For people living with hepatitis C, Australia is in the midst of a public crisis including a dramatic increase in serious liver disease and deaths (from liver cancer and liver failure) associated with chronic hepatitis C infection. The number of people with at least moderate liver disease has more than doubled in the last 10 years and current hepatitis C mortality rates are estimated at almost 700 deaths per annum. Diagnosis and treatment costs associated with advanced liver disease and cancer are currently almost $80 million annually and chronic hepatitis C is now the leading indication for liver transplantation in Australia.
With extremely low levels of treatment access and uptake and a growing cohort of people with chronic hepatitis C who have been infected for 20 years or more, serious illness, liver transplantation and deaths associated with hepatitis C were set to rise significantly over the coming decade. This $1 billion dollar investment in hepatitis C treatment by the Australian Government is what was required to address this situation.

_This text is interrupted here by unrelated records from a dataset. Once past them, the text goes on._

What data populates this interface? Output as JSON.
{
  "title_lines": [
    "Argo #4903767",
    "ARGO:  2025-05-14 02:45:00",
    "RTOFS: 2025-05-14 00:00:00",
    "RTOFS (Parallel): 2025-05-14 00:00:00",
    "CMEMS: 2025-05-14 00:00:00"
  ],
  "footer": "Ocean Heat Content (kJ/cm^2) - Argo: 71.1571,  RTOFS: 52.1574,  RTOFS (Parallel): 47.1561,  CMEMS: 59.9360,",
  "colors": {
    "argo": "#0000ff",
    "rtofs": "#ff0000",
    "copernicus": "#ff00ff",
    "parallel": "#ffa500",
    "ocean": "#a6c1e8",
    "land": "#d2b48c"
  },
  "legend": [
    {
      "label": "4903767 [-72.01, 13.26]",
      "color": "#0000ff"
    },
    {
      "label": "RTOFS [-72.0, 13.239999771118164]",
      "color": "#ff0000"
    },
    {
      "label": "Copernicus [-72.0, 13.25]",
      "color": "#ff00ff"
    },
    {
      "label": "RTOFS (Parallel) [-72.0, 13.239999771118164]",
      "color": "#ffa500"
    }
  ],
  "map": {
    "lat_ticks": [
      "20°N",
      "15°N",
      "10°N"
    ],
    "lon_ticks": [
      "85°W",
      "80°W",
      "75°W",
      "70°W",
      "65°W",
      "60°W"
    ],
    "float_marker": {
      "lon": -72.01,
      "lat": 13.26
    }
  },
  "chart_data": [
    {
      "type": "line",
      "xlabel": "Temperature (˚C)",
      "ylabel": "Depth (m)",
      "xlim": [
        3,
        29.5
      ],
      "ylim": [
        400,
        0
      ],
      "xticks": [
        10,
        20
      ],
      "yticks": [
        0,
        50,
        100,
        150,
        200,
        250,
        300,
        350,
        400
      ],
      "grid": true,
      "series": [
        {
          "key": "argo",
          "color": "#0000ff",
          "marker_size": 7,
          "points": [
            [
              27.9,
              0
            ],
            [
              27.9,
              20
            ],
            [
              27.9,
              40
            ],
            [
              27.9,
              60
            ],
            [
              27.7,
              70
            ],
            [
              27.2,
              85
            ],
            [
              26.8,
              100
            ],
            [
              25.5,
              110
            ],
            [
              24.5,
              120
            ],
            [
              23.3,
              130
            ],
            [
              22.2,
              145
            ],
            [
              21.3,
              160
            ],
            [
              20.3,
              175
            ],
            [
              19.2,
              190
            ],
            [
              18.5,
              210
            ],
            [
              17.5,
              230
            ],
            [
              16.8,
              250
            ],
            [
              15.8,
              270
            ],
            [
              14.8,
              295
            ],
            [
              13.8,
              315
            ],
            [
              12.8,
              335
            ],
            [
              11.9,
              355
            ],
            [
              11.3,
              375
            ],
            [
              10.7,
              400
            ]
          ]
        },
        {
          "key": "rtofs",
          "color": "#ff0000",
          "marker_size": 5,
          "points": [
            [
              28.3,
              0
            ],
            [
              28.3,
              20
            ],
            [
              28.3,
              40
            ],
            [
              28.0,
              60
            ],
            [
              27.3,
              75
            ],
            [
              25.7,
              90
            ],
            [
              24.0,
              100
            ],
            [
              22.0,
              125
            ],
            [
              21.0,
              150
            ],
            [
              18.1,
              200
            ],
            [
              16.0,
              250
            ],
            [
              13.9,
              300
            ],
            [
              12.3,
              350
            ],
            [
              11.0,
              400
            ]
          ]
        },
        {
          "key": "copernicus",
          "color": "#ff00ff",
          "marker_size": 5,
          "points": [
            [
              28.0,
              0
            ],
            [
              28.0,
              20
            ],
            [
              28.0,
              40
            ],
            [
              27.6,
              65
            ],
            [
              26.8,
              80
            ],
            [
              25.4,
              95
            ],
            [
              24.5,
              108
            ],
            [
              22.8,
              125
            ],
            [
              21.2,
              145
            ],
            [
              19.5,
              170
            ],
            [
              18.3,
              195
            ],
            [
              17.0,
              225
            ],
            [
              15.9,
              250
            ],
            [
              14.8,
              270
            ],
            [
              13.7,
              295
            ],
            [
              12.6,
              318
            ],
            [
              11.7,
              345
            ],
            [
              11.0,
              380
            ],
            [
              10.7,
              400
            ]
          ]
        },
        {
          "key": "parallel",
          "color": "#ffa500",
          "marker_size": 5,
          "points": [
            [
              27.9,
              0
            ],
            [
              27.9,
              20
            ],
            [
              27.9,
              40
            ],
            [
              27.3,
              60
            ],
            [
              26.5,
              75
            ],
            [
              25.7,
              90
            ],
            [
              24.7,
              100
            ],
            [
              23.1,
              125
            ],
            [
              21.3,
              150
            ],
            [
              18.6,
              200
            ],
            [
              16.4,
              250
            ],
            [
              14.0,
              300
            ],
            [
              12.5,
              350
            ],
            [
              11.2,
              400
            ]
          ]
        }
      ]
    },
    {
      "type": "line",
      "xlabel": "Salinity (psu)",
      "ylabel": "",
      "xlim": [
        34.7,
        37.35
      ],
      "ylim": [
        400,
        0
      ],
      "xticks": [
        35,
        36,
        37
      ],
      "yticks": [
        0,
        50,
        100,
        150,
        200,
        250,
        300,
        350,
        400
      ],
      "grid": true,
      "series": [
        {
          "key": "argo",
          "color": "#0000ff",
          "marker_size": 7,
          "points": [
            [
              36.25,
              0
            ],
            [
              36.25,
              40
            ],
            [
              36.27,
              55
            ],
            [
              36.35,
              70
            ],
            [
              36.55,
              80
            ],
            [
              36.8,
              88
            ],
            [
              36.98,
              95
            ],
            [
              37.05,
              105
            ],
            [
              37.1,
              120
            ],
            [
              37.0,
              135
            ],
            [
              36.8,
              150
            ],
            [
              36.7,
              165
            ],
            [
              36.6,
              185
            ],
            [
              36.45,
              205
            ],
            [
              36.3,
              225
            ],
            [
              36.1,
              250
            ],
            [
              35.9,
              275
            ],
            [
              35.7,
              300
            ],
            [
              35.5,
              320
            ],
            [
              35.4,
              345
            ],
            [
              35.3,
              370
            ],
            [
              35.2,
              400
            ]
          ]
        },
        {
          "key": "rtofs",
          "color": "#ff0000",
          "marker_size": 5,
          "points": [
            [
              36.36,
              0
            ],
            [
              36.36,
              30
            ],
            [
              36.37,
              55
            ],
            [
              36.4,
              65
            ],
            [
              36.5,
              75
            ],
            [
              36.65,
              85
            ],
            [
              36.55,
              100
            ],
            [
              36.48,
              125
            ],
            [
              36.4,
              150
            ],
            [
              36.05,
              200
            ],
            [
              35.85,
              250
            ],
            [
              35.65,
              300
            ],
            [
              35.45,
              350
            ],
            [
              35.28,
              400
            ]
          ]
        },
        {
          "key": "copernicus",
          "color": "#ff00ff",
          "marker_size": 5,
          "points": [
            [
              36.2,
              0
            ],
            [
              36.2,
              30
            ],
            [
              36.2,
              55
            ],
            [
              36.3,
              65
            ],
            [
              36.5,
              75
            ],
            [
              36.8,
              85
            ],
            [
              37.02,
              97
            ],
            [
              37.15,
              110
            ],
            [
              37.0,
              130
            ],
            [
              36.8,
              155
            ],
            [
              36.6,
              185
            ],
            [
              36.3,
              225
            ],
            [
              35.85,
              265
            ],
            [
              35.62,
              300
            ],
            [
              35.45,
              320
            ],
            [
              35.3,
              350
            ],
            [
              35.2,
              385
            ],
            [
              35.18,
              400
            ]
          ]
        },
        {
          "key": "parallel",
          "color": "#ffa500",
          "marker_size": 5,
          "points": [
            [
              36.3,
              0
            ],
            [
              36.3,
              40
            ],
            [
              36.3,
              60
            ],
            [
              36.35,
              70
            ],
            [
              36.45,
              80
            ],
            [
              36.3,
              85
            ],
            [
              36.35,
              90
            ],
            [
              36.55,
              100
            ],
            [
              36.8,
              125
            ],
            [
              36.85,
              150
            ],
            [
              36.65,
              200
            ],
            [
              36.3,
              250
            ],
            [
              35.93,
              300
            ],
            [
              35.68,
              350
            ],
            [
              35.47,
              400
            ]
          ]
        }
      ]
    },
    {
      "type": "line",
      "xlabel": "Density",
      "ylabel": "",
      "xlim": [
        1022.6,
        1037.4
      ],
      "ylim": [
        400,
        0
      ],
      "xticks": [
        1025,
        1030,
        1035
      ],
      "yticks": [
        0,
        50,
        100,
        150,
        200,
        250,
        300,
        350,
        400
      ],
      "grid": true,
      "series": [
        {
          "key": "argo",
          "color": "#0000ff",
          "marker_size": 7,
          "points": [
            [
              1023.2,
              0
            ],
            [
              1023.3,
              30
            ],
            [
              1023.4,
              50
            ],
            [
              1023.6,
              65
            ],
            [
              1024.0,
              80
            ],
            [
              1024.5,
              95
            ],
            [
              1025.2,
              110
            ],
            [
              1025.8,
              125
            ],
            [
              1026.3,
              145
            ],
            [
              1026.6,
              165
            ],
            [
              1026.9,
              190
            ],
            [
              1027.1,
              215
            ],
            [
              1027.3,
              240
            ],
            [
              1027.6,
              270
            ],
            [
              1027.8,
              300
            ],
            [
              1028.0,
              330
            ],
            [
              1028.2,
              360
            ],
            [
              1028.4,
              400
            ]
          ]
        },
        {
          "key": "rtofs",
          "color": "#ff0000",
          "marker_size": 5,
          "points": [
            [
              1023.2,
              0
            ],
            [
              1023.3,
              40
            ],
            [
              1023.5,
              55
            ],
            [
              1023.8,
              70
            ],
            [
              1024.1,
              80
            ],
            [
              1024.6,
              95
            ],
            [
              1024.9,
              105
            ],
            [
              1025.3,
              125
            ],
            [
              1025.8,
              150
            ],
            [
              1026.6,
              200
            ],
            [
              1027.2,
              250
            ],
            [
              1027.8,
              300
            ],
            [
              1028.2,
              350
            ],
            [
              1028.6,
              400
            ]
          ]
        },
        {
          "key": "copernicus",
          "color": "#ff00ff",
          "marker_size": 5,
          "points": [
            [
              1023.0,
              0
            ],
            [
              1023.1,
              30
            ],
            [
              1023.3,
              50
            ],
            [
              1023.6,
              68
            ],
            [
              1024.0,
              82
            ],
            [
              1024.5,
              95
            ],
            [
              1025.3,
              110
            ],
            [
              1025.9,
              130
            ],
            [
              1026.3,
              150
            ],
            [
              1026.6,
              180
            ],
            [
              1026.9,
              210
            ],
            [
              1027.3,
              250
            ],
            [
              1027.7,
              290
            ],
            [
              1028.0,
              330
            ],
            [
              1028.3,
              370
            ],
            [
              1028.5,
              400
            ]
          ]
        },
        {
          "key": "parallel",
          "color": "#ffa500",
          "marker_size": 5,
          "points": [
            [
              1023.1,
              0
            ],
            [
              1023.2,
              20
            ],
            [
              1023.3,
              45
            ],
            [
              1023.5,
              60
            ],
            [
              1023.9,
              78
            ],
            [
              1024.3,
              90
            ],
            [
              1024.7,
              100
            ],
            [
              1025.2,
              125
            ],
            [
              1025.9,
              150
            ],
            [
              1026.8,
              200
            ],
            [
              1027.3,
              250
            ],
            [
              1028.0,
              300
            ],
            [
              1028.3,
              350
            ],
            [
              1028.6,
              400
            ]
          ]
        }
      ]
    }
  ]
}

“The new generation of hepatitis C treatments with significantly shorter treatment duration, increased tolerability, reduced medications and increased efficacy will significantly improve treatment for people with chronic hepatitis C infection. For the first time ever, we have targets agreed by all federal and state/territory health ministers for both hepatitis C prevention and treatment in the National Hepatitis C Strategy 2014-2017. Providing people living with hepatitis C with affordable access to these life-saving, new generation treatments give us a real chance at meeting the targets in the National Strategy” declared Ms Madden.
The new generation hepatitis C treatments clear the virus in over 80-90% of people, can PREVENT CANCER and reduce mortality. We just need to ensure these ground-breaking new treatments are delivered in an appropriate way for those most affected and that we address the significant barriers to hepatitis C treatment associated with stigma, discrimination and the ongoing criminalisation of people who use illicit drugs. Currently less than 2% of people accessing NSP have ever had hepatitis C treatment.
“In addition to providing access hepatitis C treatment in tertiary care settings in hospitals, we need to be providing access to treatment in settings that present less barriers for people who inject drugs (PWID) such as community clinics connected with NSPs and primary health care settings that incorporate PWID peer support workers. Making the most of the new generation treatments will require genuine mobilisation and engagement with the main affected community and this means that peer–based drug user organisations must be central in creating those partnerships and pathways to care for people who inject drugs” concluded Ms Madden.